In de kerk is dat niet anders. Veel kerkmensen worden door de buitenwacht voor ‘schijnheilig’ verklaard. Gelovige mensen, ach wat: mooi van buiten, maar lelijk van binnen. En daar heb je voor op te passen, ook wij hier vanmorgen in de kerk. Want zo gemakkelijk ontaardt geloof in valse schijn. De profeet Jeremia wist daar alles van en waarschuwt er voor keer op keer. En ook de Heer Jezus heeft die valse godsdienst hevig aan de kaak gesteld. We hebben het gehoord: Hij dreef die mensen de tempel uit en smeet de tafels van hun handel om! Zij lijken ook op elkaar, Jeremia en de Here Jezus. Als Jezus eens aan zijn discipelen vraagt: wie zeggen de mensen dat ik ben? Dan antwoorden zij: Johannes de Doper, Elia en ook Jeremia. Jeremia was ook zo’n mens, die eigenlijk alleen stond en het altijd aan de stok had met zijn medemensen, vooral met de toenmalige ‘high society’: de rijken die de armen verdrukten, de leiding van de kerk die macht uitoefende over de machtelozen. Wees en weduwe en armen werden daar het slachtoffer van. Jeremia wilde het volk terugbrengen tot de normen en waarden van God Zelf. Hij werd daardoor een martelaar. Want de mensen tegen wie hij zich keerde pikten dat niet. Net zoals bij Jezus. De waarheid mag niet gezegd worden. En zo werd Jeremia een man van smarten, die geslagen wordt, veracht, onschuldig, gedood… net als Jezus later.

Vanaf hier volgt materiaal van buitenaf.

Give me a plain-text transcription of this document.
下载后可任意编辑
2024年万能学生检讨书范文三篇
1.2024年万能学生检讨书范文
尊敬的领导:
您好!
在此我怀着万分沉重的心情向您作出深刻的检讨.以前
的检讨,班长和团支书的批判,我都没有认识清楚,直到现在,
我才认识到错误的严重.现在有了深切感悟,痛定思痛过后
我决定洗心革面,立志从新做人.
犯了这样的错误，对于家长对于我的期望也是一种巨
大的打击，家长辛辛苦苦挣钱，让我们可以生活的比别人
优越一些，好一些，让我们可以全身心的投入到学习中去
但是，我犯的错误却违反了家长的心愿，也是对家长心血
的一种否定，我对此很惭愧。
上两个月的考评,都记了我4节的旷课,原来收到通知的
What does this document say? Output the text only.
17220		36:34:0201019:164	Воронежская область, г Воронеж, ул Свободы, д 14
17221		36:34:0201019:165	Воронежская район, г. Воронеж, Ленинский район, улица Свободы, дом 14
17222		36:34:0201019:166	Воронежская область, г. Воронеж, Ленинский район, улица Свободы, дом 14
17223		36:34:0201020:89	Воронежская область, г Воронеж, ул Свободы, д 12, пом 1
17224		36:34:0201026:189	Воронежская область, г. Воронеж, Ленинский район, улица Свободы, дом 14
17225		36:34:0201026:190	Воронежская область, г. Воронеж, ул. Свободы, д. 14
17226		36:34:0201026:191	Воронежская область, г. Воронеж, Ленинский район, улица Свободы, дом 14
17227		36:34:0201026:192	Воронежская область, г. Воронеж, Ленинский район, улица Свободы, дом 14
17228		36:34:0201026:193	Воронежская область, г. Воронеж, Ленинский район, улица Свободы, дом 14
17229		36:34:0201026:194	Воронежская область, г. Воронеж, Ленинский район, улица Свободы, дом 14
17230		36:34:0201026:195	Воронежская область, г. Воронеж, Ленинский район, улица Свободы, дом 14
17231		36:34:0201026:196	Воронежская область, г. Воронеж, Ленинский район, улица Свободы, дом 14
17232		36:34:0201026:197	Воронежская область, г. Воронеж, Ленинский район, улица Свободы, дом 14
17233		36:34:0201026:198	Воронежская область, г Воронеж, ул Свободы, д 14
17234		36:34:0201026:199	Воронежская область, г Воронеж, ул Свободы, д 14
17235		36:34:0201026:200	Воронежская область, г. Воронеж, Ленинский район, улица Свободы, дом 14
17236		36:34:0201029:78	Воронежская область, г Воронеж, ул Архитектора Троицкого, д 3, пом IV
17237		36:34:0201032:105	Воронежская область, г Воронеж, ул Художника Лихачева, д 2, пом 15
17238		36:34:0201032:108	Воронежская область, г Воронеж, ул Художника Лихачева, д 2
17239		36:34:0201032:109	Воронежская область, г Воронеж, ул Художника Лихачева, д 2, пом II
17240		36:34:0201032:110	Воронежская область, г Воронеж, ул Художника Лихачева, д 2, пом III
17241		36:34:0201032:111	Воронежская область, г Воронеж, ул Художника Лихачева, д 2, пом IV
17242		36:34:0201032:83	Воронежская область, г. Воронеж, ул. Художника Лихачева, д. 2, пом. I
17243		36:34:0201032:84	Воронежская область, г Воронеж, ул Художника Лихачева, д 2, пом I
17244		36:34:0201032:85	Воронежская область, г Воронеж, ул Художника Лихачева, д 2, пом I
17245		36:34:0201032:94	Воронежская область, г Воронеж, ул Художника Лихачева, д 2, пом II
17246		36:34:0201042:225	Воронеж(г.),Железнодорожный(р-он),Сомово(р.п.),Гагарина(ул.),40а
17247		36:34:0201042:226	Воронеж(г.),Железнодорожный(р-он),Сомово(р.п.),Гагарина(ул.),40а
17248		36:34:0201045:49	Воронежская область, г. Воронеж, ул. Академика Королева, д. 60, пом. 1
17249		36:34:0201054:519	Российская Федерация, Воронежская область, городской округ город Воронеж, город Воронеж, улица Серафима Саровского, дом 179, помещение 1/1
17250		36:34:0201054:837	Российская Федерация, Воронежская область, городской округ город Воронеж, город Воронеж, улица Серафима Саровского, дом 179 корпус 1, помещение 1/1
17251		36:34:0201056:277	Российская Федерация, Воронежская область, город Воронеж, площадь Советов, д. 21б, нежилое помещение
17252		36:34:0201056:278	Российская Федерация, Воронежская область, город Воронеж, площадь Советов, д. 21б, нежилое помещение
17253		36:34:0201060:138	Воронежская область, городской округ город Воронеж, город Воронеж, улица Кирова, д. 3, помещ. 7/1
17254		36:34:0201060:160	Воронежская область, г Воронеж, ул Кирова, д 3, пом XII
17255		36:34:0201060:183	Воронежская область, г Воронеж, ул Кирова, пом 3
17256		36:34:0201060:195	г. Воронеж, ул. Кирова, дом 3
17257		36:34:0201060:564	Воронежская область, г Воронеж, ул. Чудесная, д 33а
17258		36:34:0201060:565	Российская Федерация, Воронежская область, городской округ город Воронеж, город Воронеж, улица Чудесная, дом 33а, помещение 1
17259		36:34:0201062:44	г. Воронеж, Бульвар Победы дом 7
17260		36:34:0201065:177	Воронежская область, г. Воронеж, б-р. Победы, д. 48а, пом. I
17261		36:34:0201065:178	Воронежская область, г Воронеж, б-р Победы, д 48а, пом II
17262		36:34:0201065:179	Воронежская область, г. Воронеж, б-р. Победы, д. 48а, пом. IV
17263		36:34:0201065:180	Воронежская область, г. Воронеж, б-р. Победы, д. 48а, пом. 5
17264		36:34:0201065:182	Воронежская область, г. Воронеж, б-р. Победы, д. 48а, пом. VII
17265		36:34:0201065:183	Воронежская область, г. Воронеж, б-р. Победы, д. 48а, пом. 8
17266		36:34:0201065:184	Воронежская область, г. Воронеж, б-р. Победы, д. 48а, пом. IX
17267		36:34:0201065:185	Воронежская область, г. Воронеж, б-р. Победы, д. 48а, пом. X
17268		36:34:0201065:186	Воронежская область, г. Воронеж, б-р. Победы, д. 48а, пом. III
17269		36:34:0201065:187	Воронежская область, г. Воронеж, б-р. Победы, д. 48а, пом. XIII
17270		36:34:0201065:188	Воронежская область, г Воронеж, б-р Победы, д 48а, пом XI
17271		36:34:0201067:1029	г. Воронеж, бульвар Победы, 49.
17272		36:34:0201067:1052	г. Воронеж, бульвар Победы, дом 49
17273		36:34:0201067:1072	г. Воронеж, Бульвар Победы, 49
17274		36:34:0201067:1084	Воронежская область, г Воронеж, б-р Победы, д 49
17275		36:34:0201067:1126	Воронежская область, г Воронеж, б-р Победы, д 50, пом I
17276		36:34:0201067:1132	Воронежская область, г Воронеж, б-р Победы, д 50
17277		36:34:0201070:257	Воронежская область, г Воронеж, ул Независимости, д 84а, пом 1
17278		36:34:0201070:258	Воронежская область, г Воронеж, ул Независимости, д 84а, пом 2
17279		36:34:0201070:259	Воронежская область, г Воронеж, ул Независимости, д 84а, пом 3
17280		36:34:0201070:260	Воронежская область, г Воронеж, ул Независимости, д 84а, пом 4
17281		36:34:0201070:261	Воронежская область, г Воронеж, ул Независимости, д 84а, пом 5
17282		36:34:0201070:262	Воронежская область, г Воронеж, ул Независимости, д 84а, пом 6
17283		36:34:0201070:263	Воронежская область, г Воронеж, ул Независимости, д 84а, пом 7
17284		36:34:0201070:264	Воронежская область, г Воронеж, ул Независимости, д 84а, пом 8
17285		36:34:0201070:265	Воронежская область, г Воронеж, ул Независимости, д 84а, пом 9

Daar is in de eerste plaats de zelfgenoegzaamheid dat je gelukkig en tevreden bent met je zelf en je geloof. De Joden in de tijd van Jeremia dachten ook dat hen niets kon gebeuren, want zij geloofden toch? Maar Jeremia waarschuwt ze in onze tekst: Stelt uw vertrouwen niet op bedrieglijke woorden: “Des Heren tempel, des Heren tempel, des Heren tempel is hier!” Het toppunt van zelfgenoegzaamheid: wij hebben de tempel, dat is God, dus kan ons niets gebeuren. Hoort u dat uzelf ook zeggen? “Ik ben gelovig, ik ga naar de Kerk, ik lees in de Bijbel, wat kan er mij dan nog gebeuren?” Daar moeten we echt voor oppassen. Want dat is hoogmoed en verwaandheid, daarmee denken we dat we beter zijn dan een ander.

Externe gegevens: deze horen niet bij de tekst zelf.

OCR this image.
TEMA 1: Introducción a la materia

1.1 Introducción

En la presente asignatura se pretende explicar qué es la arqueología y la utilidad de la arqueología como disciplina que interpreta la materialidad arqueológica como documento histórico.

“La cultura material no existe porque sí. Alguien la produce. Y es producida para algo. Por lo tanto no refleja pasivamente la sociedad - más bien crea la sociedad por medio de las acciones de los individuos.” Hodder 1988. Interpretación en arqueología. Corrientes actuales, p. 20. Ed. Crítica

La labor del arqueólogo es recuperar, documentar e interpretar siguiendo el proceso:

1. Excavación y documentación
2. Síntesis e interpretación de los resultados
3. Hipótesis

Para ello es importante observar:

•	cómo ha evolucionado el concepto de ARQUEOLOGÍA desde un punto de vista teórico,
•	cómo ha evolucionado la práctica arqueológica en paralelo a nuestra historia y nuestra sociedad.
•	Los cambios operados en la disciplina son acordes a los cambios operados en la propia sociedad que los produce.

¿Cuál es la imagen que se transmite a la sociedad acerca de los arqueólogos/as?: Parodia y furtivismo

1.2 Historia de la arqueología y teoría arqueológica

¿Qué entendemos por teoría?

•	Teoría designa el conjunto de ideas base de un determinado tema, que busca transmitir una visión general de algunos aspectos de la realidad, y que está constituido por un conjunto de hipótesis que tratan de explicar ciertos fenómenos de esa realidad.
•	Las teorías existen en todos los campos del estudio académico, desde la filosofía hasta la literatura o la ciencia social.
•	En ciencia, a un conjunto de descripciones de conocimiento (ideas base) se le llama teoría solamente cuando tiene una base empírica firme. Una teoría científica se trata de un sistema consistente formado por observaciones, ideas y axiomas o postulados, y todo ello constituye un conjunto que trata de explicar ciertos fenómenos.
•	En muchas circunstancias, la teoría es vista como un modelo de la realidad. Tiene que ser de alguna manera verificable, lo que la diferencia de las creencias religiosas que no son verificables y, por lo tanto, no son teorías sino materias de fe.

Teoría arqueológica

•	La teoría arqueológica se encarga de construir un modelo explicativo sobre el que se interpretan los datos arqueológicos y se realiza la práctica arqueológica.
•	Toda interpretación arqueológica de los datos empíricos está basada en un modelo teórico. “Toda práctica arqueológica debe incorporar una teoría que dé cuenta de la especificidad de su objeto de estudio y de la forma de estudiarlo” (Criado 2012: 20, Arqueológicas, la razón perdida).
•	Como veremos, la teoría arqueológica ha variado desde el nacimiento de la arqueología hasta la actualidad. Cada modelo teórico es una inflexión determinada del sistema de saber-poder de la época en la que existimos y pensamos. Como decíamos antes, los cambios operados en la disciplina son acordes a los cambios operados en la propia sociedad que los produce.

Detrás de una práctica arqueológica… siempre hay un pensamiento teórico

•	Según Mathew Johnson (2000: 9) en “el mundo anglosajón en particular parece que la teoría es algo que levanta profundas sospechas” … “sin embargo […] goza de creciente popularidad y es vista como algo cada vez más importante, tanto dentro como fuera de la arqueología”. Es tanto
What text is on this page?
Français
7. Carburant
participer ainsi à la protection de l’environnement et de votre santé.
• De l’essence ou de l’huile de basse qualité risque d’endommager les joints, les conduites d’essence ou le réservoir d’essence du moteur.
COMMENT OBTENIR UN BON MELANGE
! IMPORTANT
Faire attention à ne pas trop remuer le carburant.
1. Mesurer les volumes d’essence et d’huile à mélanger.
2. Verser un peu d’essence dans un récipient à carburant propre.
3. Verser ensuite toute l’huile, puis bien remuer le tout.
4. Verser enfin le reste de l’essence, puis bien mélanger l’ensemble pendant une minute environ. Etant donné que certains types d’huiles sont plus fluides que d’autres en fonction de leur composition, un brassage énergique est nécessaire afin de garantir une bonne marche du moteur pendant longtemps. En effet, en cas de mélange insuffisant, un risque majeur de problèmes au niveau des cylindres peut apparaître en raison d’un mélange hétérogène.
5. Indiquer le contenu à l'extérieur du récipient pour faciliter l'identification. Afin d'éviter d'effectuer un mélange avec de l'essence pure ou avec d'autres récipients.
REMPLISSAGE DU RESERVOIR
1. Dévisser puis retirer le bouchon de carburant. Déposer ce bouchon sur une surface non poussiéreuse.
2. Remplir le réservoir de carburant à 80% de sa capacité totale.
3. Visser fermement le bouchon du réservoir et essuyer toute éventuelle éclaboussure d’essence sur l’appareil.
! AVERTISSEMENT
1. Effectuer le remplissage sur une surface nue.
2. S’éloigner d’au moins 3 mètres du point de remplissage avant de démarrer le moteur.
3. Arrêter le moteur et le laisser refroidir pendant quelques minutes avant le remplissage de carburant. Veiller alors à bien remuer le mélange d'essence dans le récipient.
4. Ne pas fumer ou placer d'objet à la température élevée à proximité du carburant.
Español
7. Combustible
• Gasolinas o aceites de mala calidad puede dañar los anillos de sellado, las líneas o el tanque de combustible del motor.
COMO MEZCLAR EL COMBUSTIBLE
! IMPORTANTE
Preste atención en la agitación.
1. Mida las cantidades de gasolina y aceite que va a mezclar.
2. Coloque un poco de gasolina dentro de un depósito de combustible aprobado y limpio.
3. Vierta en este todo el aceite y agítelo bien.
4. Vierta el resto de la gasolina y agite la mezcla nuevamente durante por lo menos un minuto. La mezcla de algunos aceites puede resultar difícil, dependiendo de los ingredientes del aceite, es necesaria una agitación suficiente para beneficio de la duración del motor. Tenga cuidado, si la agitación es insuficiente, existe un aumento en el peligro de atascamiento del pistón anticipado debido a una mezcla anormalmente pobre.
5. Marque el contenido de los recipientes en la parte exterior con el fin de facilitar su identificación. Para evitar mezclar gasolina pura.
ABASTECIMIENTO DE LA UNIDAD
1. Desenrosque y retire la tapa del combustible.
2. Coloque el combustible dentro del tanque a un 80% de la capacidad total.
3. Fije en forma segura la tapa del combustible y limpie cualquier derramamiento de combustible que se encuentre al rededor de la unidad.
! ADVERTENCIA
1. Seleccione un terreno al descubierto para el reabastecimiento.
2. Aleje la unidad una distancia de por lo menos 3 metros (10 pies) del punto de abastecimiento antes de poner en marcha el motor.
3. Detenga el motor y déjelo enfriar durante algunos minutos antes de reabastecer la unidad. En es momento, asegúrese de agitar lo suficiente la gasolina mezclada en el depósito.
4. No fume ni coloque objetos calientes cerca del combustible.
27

Hiertegenover, Gemeente, preekt de profeet de levende dienst aan de levende God. Hierin is geen valsheid en schijnheiligheid meer, maar heilig ontzag, de vreze des Heren, en bekering, dat is dat je je omkeert van je zondige leven af naar God toe, respect en eerlijkheid tegenover God en je medemens en ook tegenover jezelf, dankbaarheid en blijdschap, en bovenal: geloof, hoop en liefde. En dat je openstaat voor het wonder: dat God je hebben wil en dat Hij je daarom vergeeft, wat je ook misdaan hebt. Wij kunnen dat niet begrijpen. Geloof is niet: een plus een is twee, zo werkt God niet. Het is altijd anders dan je denkt… God gaat met ons Zijn ongekende gang. Dat is een mysterie, waarvan alleen Hij de sleutel heeft. Niemand kan dit natrekken, wat denken wij mensen wel? Waar iedereen denkt, dat God is, daar is Hij niet; en waar niemand Hem verwacht, laat Hij zich vinden.

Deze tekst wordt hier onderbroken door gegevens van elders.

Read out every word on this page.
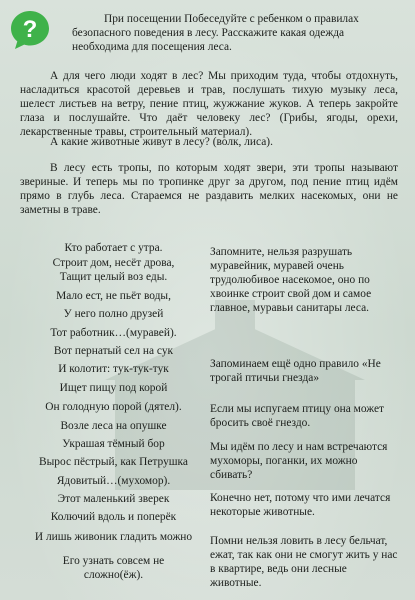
?	При посещении Побеседуйте с ребенком о правилах безопасного поведения в лесу. Расскажите какая одежда необходима для посещения леса.

А для чего люди ходят в лес? Мы приходим туда, чтобы отдохнуть, насладиться красотой деревьев и трав, послушать тихую музыку леса, шелест листьев на ветру, пение птиц, жужжание жуков. А теперь закройте глаза и послушайте. Что даёт человеку лес? (Грибы, ягоды, орехи, лекарственные травы, строительный материал).

А какие животные живут в лесу? (волк, лиса).

В лесу есть тропы, по которым ходят звери, эти тропы называют звериные. И теперь мы по тропинке друг за другом, под пение птиц идём прямо в глубь леса. Стараемся не раздавить мелких насекомых, они не заметны в траве.

Кто работает с утра.
Строит дом, несёт дрова,
Тащит целый воз еды.
Мало ест, не пьёт воды,
У него полно друзей
Тот работник…(муравей).
Вот пернатый сел на сук
И колотит: тук-тук-тук
Ищет пищу под корой
Он голодную порой (дятел).
Возле леса на опушке
Украшая тёмный бор
Вырос пёстрый, как Петрушка
Ядовитый…(мухомор).
Этот маленький зверек
Колючий вдоль и поперёк
И лишь живоник гладить можно
Его узнать совсем не
сложно(ёж).

Запомните, нельзя разрушать муравейник, муравей очень трудолюбивое насекомое, оно по хвоинке строит свой дом и самое главное, муравьи санитары леса.

Запоминаем ещё одно правило «Не трогай птичьи гнезда»

Если мы испугаем птицу она может бросить своё гнездо.

Мы идём по лесу и нам встречаются мухоморы, поганки, их можно сбивать?

Конечно нет, потому что ими лечатся некоторые животные.

Помни нельзя ловить в лесу бельчат, ежат, так как они не смогут жить у нас в квартире, ведь они лесные животные.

Betekent dit nu dat we de kerk maar overboord moeten gooien? Veel stemmen gaan tegenwoordig die richting op. De kerk heeft afgedaan en God heeft ook afgedaan. Maar ik denk dat we zo niet mogen spreken. Je kunt niet zo maar aan de kant zetten waarin mensen twee duizend jaar hun houvast in gevonden hebben. Want als je de tempel en alles wat daarmee samenhangt overboord gooit, heb je nog geen nieuw geloof, geen nieuwe houvast. Nee, je houdt helemaal niets meer over. Je komt in een vacuüm, een luchtledig terecht. Veel mensen is dit vandaag de dag overkomen. Ze zijn stuurloos geworden. Met het geloof zijn ook alle normen en waarden verdwenen. We zien het om ons heen: de verloedering, hoe mensen met elkaar omgaan, alles kan maar en alles mag… Nee, overboord gooien helpt niets. We moeten hervormen, luisteren naar de boeteprofeet, ons stellen onder de kritische boodschap van God. Het is nodig dat daardoor bestaande vormen worden doorbroken, dat er een nieuw elan ontstaat om God te zoeken en elkaar als mensen terug te vinden. Nieuwe wegen om tot God te komen, nieuwe belijdenissen zullen ontstaan. Prima. Maar ook dan liggen de gevaren waartegen Jeremia ons waarschuwt op de loer. Daar moeten we oog voor krijgen, ook in ons persoonlijke geloofsleven. Volmaakt zal het nooit worden, als we dan ook maar niet de schone schijn ophouden. ’t Zit hem niet in uiterlijke dingen, een kerk, een dominee en zo, ’t komt aan op de geest die er van binnen waait.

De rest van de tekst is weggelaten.